Does the public have all of the facts in either case? No. There are always going to be essential details that are buried away from prying eyes. It would not enhance either side of the argument if certain details cast both sides in a negative light. This is one perspective Arizona could remember when debating illegal immigration. Arizona should not let immigration take over the state’s entire history, as the prison has taken over Guantánamo. Both sides of the argument need to realize there are other opinions to be heard and they need to listen. The problems will never be resolved if each side believes the other is unequivocally wrong.
It’s easier to say one action should be taken over another. Will Arizona immigration be as fresh 10 years from now, as Guantánamo is? Most assuredly. Controversy rarely takes a day off.
Posted by Samantha Maley – M.A. candidate at Arizona State University
Arizona State University is participating in the Guantánamo Public Memory Project‘s National Dialogue and Traveling Exhibit. Opening at NYU’s Kimmel Center for University Life Windows Gallery in December 2012 and traveling to 9 sites (and counting) across the country through at least 2014, the exhibit will explore GTMO’s history from US occupation in 1898 to today’s debates and visions for its future.

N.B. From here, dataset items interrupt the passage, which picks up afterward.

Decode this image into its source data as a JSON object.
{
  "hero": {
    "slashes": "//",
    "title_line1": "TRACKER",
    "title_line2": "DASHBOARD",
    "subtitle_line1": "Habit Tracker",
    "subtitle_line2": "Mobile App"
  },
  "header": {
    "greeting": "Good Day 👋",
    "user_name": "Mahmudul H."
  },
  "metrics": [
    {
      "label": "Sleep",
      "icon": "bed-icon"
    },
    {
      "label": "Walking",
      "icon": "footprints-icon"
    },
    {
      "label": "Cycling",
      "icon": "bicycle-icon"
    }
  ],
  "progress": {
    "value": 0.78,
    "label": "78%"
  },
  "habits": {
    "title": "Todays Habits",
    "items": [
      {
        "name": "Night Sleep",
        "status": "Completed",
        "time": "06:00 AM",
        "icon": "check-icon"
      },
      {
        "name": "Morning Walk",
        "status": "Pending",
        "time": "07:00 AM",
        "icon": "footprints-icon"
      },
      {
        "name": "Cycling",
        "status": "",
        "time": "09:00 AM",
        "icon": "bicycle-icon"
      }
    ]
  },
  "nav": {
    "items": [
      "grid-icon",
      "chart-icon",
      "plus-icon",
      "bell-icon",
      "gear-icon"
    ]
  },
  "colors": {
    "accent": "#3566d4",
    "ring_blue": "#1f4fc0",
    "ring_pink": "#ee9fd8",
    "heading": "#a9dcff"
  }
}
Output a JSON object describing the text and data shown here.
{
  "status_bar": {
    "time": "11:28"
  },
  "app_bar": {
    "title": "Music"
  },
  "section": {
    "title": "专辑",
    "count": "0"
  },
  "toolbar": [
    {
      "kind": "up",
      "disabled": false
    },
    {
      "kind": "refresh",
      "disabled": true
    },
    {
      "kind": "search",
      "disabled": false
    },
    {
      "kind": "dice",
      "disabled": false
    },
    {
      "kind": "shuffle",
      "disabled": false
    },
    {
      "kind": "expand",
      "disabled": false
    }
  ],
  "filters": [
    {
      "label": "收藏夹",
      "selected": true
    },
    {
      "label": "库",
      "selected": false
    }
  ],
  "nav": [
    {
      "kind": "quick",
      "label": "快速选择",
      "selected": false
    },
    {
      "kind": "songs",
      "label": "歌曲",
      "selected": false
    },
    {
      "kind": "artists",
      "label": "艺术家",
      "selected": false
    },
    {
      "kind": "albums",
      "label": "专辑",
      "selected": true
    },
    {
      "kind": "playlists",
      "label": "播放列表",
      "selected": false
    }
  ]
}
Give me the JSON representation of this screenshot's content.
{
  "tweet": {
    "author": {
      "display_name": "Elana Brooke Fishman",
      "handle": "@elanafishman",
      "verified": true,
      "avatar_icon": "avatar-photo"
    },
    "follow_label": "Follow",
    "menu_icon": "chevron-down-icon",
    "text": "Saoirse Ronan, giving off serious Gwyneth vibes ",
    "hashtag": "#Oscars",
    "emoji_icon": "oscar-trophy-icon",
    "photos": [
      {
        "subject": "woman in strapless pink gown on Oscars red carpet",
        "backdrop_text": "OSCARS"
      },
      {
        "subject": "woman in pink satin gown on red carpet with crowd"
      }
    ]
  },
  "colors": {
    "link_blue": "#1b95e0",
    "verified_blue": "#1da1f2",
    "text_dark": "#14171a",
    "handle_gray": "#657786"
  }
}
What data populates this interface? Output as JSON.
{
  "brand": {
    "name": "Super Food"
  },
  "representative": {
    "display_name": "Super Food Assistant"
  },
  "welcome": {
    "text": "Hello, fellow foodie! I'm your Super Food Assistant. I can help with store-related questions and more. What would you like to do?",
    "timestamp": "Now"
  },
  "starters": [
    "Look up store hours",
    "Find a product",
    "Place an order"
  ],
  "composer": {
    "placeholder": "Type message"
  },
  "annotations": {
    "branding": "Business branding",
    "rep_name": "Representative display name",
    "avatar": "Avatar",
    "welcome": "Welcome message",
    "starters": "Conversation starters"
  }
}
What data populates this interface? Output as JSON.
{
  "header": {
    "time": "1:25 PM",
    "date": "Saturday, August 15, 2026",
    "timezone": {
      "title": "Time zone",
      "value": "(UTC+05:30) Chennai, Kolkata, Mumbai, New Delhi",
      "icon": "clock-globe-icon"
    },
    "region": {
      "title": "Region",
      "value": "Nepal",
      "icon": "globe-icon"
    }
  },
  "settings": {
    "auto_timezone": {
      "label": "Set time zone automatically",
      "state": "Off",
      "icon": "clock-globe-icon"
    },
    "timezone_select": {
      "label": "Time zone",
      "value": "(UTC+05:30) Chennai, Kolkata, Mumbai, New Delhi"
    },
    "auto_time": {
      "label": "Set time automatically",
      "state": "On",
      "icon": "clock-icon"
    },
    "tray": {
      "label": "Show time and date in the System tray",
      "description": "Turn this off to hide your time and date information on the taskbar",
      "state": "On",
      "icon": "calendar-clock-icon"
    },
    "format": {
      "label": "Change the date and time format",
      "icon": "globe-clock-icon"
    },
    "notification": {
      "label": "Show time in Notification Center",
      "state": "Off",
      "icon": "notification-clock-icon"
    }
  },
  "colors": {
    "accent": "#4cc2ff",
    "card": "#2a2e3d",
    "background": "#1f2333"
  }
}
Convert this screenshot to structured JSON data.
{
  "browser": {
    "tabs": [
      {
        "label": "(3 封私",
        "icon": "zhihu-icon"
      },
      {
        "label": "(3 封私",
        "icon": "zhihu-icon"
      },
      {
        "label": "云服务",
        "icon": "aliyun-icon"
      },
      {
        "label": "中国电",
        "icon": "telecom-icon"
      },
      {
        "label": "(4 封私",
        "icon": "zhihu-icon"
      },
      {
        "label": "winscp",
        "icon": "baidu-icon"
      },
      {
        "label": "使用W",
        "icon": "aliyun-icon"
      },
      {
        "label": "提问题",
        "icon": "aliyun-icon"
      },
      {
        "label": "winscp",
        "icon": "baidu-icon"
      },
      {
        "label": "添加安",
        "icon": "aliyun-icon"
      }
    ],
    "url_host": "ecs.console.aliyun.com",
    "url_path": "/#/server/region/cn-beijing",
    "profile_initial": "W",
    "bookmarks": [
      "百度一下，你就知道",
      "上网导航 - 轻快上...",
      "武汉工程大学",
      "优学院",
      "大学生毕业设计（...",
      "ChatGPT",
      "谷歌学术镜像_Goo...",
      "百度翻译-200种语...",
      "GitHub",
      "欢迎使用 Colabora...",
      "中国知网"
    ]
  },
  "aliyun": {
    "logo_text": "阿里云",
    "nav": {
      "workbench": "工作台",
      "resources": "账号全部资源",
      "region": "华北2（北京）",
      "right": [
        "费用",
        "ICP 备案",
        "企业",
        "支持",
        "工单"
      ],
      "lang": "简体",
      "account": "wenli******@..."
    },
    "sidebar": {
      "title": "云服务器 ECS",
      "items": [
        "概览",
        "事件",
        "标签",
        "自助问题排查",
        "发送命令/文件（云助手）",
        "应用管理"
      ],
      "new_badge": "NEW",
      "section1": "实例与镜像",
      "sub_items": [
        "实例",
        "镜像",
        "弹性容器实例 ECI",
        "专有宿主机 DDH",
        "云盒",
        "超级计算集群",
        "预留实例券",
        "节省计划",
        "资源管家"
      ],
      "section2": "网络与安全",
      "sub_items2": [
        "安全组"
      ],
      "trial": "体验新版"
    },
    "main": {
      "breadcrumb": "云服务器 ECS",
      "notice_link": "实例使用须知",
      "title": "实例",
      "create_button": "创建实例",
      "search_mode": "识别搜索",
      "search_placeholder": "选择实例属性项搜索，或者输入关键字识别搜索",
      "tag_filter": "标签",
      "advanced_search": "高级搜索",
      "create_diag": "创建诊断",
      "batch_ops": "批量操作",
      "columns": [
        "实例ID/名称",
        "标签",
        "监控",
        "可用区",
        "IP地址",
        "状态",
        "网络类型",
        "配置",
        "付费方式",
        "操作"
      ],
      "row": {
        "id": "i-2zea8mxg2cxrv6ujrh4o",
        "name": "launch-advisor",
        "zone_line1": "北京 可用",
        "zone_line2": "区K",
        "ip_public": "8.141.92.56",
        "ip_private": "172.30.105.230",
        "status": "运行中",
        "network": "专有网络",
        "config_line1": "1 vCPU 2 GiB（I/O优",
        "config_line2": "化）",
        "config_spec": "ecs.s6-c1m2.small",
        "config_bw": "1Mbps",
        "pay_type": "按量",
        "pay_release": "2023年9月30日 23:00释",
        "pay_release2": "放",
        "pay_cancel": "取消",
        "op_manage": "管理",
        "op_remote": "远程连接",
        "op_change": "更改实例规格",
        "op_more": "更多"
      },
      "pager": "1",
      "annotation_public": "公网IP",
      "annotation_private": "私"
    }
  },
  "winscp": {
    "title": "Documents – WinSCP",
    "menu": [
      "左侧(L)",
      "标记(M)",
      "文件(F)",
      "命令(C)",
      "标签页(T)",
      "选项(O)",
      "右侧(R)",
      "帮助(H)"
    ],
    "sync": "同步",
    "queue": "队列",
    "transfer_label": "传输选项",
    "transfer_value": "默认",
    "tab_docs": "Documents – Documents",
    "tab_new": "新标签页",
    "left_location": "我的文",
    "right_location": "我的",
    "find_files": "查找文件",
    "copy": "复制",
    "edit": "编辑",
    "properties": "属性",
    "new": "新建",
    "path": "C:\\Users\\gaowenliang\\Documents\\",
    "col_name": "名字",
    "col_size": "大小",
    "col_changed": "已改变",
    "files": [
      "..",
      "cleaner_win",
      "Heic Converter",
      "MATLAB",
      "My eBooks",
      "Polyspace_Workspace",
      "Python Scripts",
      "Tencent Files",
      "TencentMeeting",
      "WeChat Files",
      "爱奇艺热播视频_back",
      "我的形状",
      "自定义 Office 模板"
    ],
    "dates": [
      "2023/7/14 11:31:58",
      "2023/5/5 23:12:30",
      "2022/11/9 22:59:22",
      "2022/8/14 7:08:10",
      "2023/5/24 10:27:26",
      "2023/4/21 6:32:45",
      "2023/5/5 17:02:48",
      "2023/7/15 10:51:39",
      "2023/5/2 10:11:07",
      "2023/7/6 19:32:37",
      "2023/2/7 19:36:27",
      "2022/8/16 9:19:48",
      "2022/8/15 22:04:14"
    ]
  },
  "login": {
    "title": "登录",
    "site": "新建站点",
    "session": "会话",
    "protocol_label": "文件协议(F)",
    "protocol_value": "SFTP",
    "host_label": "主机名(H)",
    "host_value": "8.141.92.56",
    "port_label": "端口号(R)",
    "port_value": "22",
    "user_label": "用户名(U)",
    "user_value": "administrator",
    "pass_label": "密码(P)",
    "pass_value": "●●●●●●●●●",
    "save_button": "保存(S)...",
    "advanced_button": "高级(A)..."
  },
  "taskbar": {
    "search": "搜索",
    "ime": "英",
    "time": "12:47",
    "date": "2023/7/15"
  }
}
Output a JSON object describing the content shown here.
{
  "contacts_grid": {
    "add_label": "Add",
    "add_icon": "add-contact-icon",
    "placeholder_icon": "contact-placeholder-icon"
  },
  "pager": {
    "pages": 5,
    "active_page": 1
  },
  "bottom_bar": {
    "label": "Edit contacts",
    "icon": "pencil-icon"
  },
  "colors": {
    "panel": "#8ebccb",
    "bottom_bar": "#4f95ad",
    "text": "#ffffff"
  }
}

The exhibit is being developed through a unique collaboration among a growing number of universities as a dialogue among their students, communities, and people with first-hand experience at GTMO.
One Comment to: Arizona Immigration and GITMO
October 16, 2012 10:12 pmMara Freilich wrote:
Your local perspective on Gitmo’s complex history reveals a lot about the public reaction to the prison camp. One interesting comment you made is that of the legality or illegality of immigrating and what impact that has on the rights of the immigrant. One of the major issues at Guantanamo is that of the legal black hole where neither US nor international law applies. The result has been a lack of legal imperative to carry out human rights laws. However, at times public pressure has lead to successful legal and political change. Many undocumented immigrants in the United States face a similar situation where they are not able to take advantage of rights afforded to citizens, which means many of what we would call human rights are violated.
Haitian refugees at Guantanamo faced a similar rightless situation, but in our research we are finding that a few stories made it into the news and perhaps served as charismatic faces that helped the US public face a place that is usually “out of sight, out of mind.” These tend to be stories of the unaccompanied minors stuck in Guantanamo whose parents had been killed because of political activity or women who lost children due to poor medical care. Today, undocumented immigrants have similar charismatic stories; the DREAM Act is popular legislation in part because of the ease of helping successful and hardworking kids. However, both of these discussions fail to address human rights for everyone. In Guantanamo that set the stage for a practice of indefinite detention. Today, what does the failure to address immigrant rights as human rights been for the century of migration?